Mais de 70% dos gestores de escolas públicas brasileiras enfrentam barreiras significativas ao tentar dialogar e combater episódios de violência, como o bullying, o racismo e o capacitismo. O dado faz parte de uma pesquisa realizada pela Fundação Carlos Chagas em parceria com o Ministério da Educação, que ouviu 136 diretores de 105 instituições estaduais e municipais em dez estados do país entre março e julho de 2025.
O levantamento servirá como base para o novo Guia de Clima Escolar Positivo para Equipes Gestoras, que será lançado pelo governo federal. De acordo com o pesquisador Adriano Moro, coordenador do estudo, um dos maiores entraves é a naturalização de agressões, que muitas vezes são minimizadas como brincadeiras. Essa postura acaba gerando omissão em momentos cruciais, quando os estudantes mais necessitam de intervenção e suporte da equipe pedagógica.

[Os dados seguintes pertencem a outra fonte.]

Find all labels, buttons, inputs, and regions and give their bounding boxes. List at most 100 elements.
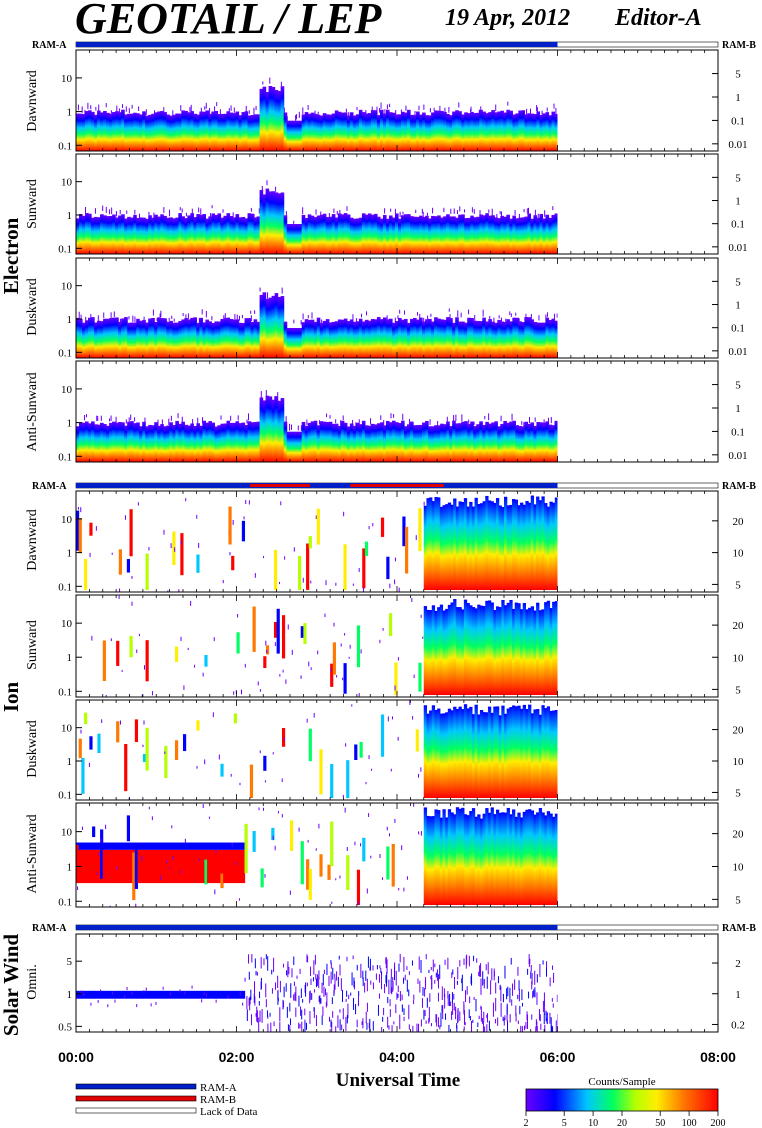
spectrogram-speck bbox=[423, 501, 425, 506]
spectrogram-column bbox=[530, 113, 535, 151]
spectrogram-speck bbox=[283, 986, 285, 998]
date-label: 19 Apr, 2012 bbox=[445, 5, 570, 31]
spectrogram-speck bbox=[339, 875, 341, 879]
spectrogram-speck bbox=[330, 971, 332, 984]
spectrogram-speck bbox=[239, 992, 241, 996]
spectrogram-column bbox=[225, 990, 229, 999]
spectrogram-column bbox=[158, 842, 163, 850]
spectrogram-column bbox=[277, 91, 282, 151]
spectrogram-burst bbox=[386, 846, 390, 880]
spectrogram-column bbox=[220, 842, 224, 850]
spectrogram-column bbox=[437, 607, 441, 695]
spectrogram-speck bbox=[263, 958, 265, 966]
legend-ram-b-swatch bbox=[75, 1095, 197, 1102]
spectrogram-speck bbox=[254, 958, 256, 969]
spectrogram-speck bbox=[457, 967, 459, 980]
spectrogram-speck bbox=[200, 107, 202, 115]
spectrogram-speck bbox=[408, 989, 410, 997]
spectrogram-speck bbox=[271, 988, 273, 994]
spectrogram-column bbox=[82, 114, 86, 151]
spectrogram-burst bbox=[260, 868, 264, 888]
spectrogram-column bbox=[204, 842, 208, 850]
spectrogram-speck bbox=[322, 1006, 324, 1016]
panel-label-electron-duskward: Duskward bbox=[25, 278, 40, 336]
spectrogram-column bbox=[223, 842, 227, 850]
spectrogram-speck bbox=[409, 700, 411, 705]
spectrogram-column bbox=[431, 501, 436, 590]
spectrogram-speck bbox=[245, 500, 247, 505]
spectrogram-speck bbox=[478, 971, 480, 977]
spectrogram-column bbox=[106, 216, 110, 254]
spectrogram-column bbox=[533, 321, 538, 358]
spectrogram-column bbox=[109, 318, 113, 358]
spectrogram-column bbox=[482, 813, 486, 905]
spectrogram-column bbox=[109, 990, 113, 999]
spectrogram-speck bbox=[443, 207, 445, 213]
spectrogram-column bbox=[434, 809, 438, 905]
spectrogram-speck bbox=[282, 669, 284, 673]
spectrogram-speck bbox=[105, 694, 107, 697]
spectrogram-column bbox=[355, 114, 360, 151]
spectrogram-column bbox=[521, 217, 525, 254]
spectrogram-column bbox=[521, 110, 525, 151]
spectrogram-speck bbox=[499, 984, 501, 990]
spectrogram-speck bbox=[402, 413, 404, 420]
spectrogram-column bbox=[552, 502, 556, 590]
spectrogram-column bbox=[247, 115, 252, 151]
spectrogram-speck bbox=[89, 552, 91, 558]
spectrogram-speck bbox=[423, 317, 425, 325]
spectrogram-burst bbox=[402, 516, 406, 547]
spectrogram-speck bbox=[237, 415, 239, 421]
spectrogram-column bbox=[304, 425, 309, 462]
spectrogram-speck bbox=[346, 206, 348, 211]
spectrogram-column bbox=[271, 399, 276, 462]
spectrogram-column bbox=[172, 849, 176, 884]
spectrogram-speck bbox=[422, 987, 424, 996]
spectrogram-speck bbox=[534, 209, 536, 217]
y-tick-label-right: 10 bbox=[733, 862, 745, 874]
spectrogram-column bbox=[464, 421, 468, 462]
spectrogram-speck bbox=[366, 1002, 368, 1012]
spectrogram-speck bbox=[130, 414, 132, 420]
spectrogram-column bbox=[259, 294, 264, 358]
spectrogram-column bbox=[337, 319, 342, 358]
spectrogram-speck bbox=[134, 209, 136, 215]
spectrogram-column bbox=[217, 842, 222, 850]
panel-background bbox=[76, 934, 718, 1032]
spectrogram-column bbox=[169, 990, 173, 999]
spectrogram-speck bbox=[490, 980, 492, 995]
spectrogram-column bbox=[504, 812, 508, 905]
spectrogram-column bbox=[148, 842, 152, 850]
spectrogram-column bbox=[440, 319, 444, 358]
spectrogram-speck bbox=[515, 1005, 517, 1017]
spectrogram-column bbox=[188, 842, 192, 850]
spectrogram-column bbox=[304, 319, 309, 358]
spectrogram-column bbox=[286, 120, 291, 151]
spectrogram-speck bbox=[506, 988, 508, 1000]
spectrogram-column bbox=[455, 423, 459, 462]
spectrogram-speck bbox=[372, 523, 374, 527]
spectrogram-speck bbox=[388, 1025, 390, 1030]
spectrogram-speck bbox=[90, 105, 92, 110]
spectrogram-column bbox=[525, 809, 529, 905]
spectrogram-column bbox=[458, 706, 462, 798]
spectrogram-burst bbox=[300, 841, 304, 885]
spectrogram-speck bbox=[180, 636, 182, 642]
spectrogram-column bbox=[274, 396, 279, 462]
spectrogram-speck bbox=[248, 954, 250, 964]
spectrogram-speck bbox=[449, 314, 451, 319]
spectrogram-speck bbox=[504, 1015, 506, 1021]
spectrogram-speck bbox=[323, 986, 325, 997]
spectrogram-column bbox=[277, 400, 282, 462]
spectrogram-column bbox=[331, 423, 336, 462]
spectrogram-column bbox=[453, 599, 457, 695]
spectrogram-speck bbox=[435, 1014, 437, 1023]
spectrogram-speck bbox=[262, 81, 264, 85]
spectrogram-speck bbox=[471, 973, 473, 986]
spectrogram-speck bbox=[384, 208, 386, 214]
spectrogram-column bbox=[458, 501, 462, 590]
spectrogram-column bbox=[416, 216, 420, 254]
spectrogram-speck bbox=[90, 313, 92, 320]
spectrogram-speck bbox=[136, 649, 138, 653]
spectrogram-speck bbox=[109, 418, 111, 422]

Desafios na convivência escolar
A pesquisa detalha que o uso genérico do termo bullying frequentemente mascara problemas mais profundos. Ao não nomear corretamente situações de xenofobia, racismo ou preconceito de gênero, a escola perde a oportunidade de tratar a raiz da violência. Além disso, a gestão escolar se vê pressionada pela falta de integração com as famílias e a comunidade, além de lidar com um ambiente externo marcado por tensões que acabam refletindo dentro dos muros da instituição.

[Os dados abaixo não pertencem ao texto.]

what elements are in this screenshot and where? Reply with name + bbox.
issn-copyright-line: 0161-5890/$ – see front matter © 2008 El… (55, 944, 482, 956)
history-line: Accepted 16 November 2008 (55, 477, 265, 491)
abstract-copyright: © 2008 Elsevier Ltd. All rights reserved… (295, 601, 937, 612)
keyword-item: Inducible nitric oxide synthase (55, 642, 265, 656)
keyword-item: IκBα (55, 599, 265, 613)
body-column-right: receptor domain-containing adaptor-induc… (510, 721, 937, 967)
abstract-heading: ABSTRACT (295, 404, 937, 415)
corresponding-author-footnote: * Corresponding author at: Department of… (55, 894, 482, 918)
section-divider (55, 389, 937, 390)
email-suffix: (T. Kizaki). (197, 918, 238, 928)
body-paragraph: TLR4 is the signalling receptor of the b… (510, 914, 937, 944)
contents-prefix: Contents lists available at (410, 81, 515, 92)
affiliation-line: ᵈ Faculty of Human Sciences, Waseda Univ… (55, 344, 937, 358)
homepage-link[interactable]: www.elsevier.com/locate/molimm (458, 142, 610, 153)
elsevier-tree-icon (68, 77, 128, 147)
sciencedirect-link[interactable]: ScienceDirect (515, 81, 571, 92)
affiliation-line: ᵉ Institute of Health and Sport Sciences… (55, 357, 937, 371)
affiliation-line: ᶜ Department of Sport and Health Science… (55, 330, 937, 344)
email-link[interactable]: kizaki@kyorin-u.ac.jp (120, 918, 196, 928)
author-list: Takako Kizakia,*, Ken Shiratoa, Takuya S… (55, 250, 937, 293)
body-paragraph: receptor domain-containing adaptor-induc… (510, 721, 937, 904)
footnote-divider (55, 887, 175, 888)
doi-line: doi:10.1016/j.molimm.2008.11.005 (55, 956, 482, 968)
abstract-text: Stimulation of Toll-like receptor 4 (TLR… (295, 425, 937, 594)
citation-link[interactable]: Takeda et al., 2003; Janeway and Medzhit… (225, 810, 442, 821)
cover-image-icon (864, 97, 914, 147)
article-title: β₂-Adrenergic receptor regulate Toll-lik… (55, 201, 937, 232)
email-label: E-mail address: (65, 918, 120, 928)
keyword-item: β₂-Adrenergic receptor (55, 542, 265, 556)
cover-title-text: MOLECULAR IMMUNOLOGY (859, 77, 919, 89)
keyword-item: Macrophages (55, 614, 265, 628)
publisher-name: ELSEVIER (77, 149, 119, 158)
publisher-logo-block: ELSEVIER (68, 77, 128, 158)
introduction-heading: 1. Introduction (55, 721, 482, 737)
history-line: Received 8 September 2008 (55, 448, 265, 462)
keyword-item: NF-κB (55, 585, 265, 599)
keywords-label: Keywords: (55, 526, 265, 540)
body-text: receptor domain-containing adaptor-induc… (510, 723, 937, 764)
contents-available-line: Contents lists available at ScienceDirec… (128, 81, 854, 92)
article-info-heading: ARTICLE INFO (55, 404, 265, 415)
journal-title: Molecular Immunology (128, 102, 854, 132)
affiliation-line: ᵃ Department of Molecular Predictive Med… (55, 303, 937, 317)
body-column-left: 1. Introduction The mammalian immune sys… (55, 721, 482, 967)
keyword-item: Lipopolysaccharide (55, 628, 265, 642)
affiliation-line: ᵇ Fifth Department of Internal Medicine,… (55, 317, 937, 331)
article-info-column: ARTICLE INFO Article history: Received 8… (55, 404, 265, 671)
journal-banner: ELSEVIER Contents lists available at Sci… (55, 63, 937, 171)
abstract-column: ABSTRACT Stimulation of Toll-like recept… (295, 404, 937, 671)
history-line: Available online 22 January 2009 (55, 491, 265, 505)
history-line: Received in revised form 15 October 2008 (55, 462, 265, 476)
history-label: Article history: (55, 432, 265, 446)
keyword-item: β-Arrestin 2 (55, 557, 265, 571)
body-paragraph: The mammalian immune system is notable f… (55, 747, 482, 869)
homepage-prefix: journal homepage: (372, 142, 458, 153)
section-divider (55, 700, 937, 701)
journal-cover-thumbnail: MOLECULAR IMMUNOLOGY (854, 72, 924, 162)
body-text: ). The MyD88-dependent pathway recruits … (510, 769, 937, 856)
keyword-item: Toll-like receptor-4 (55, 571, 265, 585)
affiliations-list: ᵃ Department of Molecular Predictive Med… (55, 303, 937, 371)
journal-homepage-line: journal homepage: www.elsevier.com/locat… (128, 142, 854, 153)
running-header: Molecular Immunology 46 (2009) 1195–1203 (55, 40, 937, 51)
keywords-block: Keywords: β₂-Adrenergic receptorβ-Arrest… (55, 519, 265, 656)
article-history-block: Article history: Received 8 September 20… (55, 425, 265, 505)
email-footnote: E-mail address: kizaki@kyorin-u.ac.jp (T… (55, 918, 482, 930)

Os números refletem a complexidade do cenário atual. Cerca de 68% dos entrevistados relatam dificuldades em aproximar a escola das famílias, enquanto 64% enfrentam problemas na mediação de relacionamentos entre os próprios alunos. Outros 60% apontam entraves para criar o sentimento de pertencimento dos estudantes ou para fortalecer a relação entre alunos e professores, evidenciando uma fragilidade na construção de laços afetivos e sociais.
Diagnóstico e prevenção
Embora a maioria das unidades conte com uma equipe dedicada a melhorar o clima escolar, mais da metade das escolas nunca realizou um diagnóstico estruturado sobre sua realidade interna. Esse mapeamento é considerado fundamental pelos especialistas para a criação de políticas de convivência eficazes. Sem esse planejamento, as equipes acabam sobrecarregadas, atuando apenas de forma reativa diante de urgências cotidianas em vez de implementar ações preventivas.

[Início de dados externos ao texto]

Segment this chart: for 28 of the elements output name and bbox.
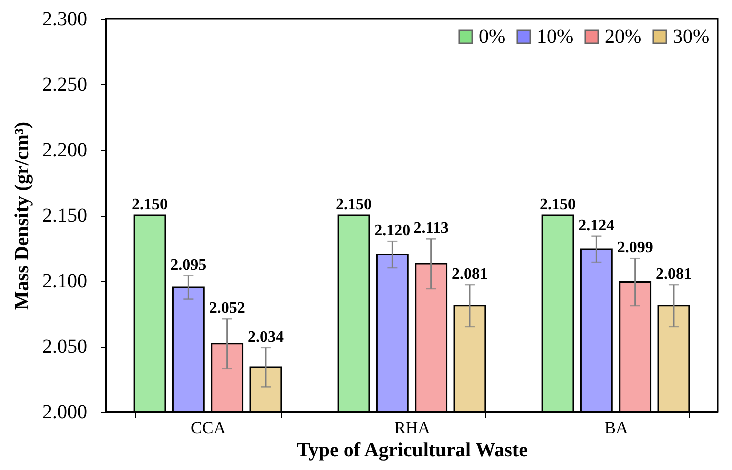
data-label: 2.113 xyxy=(414,220,449,238)
x-axis-title: Type of Agricultural Waste xyxy=(297,440,528,462)
legend-label: 10% xyxy=(537,26,574,48)
data-label: 2.120 xyxy=(374,222,411,240)
legend-label: 30% xyxy=(673,26,710,48)
data-label: 2.095 xyxy=(170,256,207,274)
data-label: 2.052 xyxy=(209,300,246,317)
data-label: 2.081 xyxy=(656,266,692,283)
y-axis-title: Mass Density (gr/cm³) xyxy=(12,122,34,310)
x-tick-label: CCA xyxy=(191,418,227,438)
data-label: 2.150 xyxy=(132,196,168,214)
y-tick-label: 2.100 xyxy=(42,270,88,292)
data-label: 2.150 xyxy=(336,196,372,214)
y-tick-label: 2.300 xyxy=(42,8,88,30)
x-tick-label: RHA xyxy=(394,418,432,438)
y-tick-label: 2.050 xyxy=(42,336,88,358)
y-tick-label: 2.250 xyxy=(42,74,88,96)
y-tick-label: 2.150 xyxy=(42,205,88,227)
data-label: 2.081 xyxy=(452,266,488,283)
y-tick-label: 2.000 xyxy=(42,402,88,424)
data-label: 2.124 xyxy=(578,217,615,234)
x-tick-label: BA xyxy=(604,418,630,438)
legend-label: 20% xyxy=(605,26,642,48)
data-label: 2.099 xyxy=(617,240,654,257)
legend-label: 0% xyxy=(479,26,506,48)
data-label: 2.034 xyxy=(248,328,284,346)
data-label: 2.150 xyxy=(540,196,576,214)
y-tick-label: 2.200 xyxy=(42,140,88,162)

O impacto dessas dificuldades vai além da segurança física, afetando diretamente o desempenho pedagógico. Para os pesquisadores, um ambiente de confiança e respeito é um pré-requisito para o aprendizado de qualidade. Quando o aluno se sente acolhido e seguro para participar, ele desenvolve suas habilidades com maior autonomia. Paralelamente a esse estudo, o governo federal reativou um grupo de trabalho focado na formulação de políticas contra o bullying e o preconceito, com prazo de 120 dias para apresentar propostas concretas ao setor educacional.